I am going to test a different method of requesting the authorization which will result in only one call to new-order. I mention it here in case anyone encounters this issue in the future.


Hi @rokclimb15,

I’m sorry, that doesn’t make much sense to me. The ACME protocol doesn’t have the client choose a challenge type by explicitly requesting it. You always just follow the same process:

  1. The client asks the server to create a new order for a set of identifiers
  2. The server responds with an order. The order has URLs for an authorization for each identifier. Each authorization has some challenges.
  3. The client picks one challenge for each identifier authorization and proceeds.

Let’s Encrypt will always return a HTTP-01 challenge as part of step 2 unless the identifier is for a wildcard name. You don’t need to create two orders to pre-select HTTP-01 or anything of the sort.
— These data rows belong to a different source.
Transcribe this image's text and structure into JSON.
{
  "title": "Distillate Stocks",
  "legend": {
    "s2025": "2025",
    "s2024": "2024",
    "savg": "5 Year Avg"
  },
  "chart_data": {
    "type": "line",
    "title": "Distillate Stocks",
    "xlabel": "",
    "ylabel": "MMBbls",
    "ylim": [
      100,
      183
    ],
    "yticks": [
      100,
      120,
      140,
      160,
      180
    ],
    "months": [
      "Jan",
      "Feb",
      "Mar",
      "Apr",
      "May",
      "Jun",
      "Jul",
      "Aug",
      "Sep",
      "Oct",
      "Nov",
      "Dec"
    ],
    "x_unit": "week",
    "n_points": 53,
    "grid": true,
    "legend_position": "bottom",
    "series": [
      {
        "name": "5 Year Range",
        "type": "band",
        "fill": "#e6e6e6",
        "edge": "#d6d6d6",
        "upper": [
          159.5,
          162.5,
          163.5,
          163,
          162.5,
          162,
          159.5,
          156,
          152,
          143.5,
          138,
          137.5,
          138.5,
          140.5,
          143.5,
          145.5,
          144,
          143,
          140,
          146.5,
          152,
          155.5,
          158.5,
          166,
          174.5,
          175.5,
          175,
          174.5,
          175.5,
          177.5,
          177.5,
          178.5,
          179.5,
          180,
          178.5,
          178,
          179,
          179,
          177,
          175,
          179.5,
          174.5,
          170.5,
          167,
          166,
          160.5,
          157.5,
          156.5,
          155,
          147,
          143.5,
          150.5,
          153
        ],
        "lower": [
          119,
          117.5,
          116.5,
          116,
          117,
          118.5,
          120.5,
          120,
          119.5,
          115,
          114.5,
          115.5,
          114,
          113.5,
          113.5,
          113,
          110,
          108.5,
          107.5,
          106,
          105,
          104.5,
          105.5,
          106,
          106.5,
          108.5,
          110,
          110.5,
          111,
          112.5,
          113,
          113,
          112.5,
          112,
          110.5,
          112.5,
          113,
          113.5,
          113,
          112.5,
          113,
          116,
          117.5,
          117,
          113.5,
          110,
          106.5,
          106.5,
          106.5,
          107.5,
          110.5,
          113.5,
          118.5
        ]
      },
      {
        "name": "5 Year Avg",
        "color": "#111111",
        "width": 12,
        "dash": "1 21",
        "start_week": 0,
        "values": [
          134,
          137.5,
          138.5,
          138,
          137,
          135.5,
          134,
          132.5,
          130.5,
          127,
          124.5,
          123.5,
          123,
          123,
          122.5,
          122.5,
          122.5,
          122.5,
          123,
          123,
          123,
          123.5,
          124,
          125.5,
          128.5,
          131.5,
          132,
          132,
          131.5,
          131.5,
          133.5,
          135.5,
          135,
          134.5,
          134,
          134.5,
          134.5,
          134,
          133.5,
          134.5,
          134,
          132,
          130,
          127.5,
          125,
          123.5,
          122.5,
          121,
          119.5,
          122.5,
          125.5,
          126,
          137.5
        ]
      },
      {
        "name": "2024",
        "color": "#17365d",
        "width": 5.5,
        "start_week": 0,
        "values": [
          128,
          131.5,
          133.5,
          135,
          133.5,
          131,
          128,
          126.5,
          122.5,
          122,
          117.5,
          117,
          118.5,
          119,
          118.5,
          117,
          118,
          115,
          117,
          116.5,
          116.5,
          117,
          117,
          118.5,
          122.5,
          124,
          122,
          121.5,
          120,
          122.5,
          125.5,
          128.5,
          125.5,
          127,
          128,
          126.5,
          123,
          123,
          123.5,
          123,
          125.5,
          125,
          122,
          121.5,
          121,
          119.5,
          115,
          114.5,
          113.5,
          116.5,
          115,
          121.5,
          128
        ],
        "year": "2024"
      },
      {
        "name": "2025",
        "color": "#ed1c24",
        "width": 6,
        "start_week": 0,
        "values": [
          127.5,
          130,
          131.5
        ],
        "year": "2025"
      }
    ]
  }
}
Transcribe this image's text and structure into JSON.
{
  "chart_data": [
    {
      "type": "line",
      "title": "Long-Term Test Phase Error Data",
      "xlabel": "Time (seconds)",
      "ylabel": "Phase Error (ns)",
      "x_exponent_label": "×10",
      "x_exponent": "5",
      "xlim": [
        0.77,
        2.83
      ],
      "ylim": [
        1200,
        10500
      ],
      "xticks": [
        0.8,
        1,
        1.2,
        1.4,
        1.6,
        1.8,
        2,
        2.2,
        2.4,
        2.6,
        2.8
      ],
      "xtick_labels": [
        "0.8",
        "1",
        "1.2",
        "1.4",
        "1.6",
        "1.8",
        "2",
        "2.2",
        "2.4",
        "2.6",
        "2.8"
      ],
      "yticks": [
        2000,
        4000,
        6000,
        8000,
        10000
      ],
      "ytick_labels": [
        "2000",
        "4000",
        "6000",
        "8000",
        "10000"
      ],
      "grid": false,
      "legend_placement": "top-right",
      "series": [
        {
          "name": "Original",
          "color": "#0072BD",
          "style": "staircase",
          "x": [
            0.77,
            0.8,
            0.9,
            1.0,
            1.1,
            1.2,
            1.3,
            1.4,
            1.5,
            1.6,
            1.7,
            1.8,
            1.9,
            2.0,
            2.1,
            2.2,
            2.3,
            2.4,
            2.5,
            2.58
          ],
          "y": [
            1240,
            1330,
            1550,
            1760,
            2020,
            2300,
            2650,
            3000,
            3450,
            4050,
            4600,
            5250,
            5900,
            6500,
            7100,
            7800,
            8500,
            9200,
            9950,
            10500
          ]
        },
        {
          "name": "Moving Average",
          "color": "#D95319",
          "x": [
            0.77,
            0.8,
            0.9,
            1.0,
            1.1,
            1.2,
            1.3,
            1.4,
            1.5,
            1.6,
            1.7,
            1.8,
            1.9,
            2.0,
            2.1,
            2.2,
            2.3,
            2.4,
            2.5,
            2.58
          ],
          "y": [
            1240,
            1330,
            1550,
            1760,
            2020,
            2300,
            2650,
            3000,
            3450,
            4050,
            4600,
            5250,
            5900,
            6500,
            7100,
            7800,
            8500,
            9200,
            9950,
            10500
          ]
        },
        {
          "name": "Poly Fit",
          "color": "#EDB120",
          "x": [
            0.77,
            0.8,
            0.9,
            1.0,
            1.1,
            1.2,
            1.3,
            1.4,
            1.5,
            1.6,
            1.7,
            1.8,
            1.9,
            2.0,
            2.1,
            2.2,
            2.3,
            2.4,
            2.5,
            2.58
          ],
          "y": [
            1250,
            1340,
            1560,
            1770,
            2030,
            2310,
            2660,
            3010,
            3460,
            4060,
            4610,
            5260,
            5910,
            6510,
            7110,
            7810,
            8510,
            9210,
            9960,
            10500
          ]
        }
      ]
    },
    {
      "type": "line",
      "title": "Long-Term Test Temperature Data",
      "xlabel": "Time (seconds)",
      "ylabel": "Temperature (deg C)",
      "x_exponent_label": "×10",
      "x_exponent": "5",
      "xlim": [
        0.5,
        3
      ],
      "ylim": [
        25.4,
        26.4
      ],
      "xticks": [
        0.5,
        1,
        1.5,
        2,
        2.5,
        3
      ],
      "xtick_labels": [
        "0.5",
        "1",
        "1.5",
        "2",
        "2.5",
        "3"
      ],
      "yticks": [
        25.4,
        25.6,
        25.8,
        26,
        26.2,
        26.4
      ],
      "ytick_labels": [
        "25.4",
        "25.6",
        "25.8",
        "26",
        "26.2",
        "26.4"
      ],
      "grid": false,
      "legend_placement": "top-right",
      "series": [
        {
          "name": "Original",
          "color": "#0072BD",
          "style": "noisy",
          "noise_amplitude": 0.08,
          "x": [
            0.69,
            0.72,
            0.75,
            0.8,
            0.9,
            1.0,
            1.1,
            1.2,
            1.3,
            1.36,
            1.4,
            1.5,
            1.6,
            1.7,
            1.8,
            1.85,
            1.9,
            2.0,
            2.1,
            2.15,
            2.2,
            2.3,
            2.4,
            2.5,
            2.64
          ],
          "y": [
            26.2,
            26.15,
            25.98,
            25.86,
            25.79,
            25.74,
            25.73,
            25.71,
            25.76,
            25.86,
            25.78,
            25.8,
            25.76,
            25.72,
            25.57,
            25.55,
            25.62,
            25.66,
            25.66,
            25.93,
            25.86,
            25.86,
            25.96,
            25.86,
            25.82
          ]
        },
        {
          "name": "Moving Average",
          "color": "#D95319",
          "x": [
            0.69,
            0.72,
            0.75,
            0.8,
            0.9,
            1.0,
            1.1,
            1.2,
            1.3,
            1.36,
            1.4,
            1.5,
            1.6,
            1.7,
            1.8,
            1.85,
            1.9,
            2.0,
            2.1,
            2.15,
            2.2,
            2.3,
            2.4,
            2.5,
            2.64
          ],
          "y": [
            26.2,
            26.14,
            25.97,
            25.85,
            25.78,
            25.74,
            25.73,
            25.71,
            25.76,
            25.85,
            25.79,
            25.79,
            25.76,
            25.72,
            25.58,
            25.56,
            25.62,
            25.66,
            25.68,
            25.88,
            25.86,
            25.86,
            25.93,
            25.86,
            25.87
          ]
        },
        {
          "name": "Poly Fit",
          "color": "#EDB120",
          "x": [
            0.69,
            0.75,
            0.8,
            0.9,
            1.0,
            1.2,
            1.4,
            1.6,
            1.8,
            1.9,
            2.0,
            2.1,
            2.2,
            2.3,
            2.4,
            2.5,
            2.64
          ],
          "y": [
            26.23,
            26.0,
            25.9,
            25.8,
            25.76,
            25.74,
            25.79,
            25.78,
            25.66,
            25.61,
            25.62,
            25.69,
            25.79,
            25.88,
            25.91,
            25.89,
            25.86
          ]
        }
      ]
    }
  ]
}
It still feels like a bug to me but perhaps I’m misunderstanding why ACMEPHP is doing this.


Hi @cpu,

I would classify it more as an unintended side-effect of using the API client a certain way. It is possible to memoize the resulting order and use a call to finalize it. In that case, I just have to fetch the authorizations manually and find the one I want (http-01). In looking at the methods of the client alone, it seemed like less work and it wasn’t initially apparent that it would result in duplicate calls to new-order.

I suppose it could be an item for documentation clarification since there isn’t a single way to consume the LetsEncrypt ACME API with this client. It allows for some greater flexibility, and the ability to shoot yourself in the foot, as I have done here.


That makes sense! Thanks for the explanation.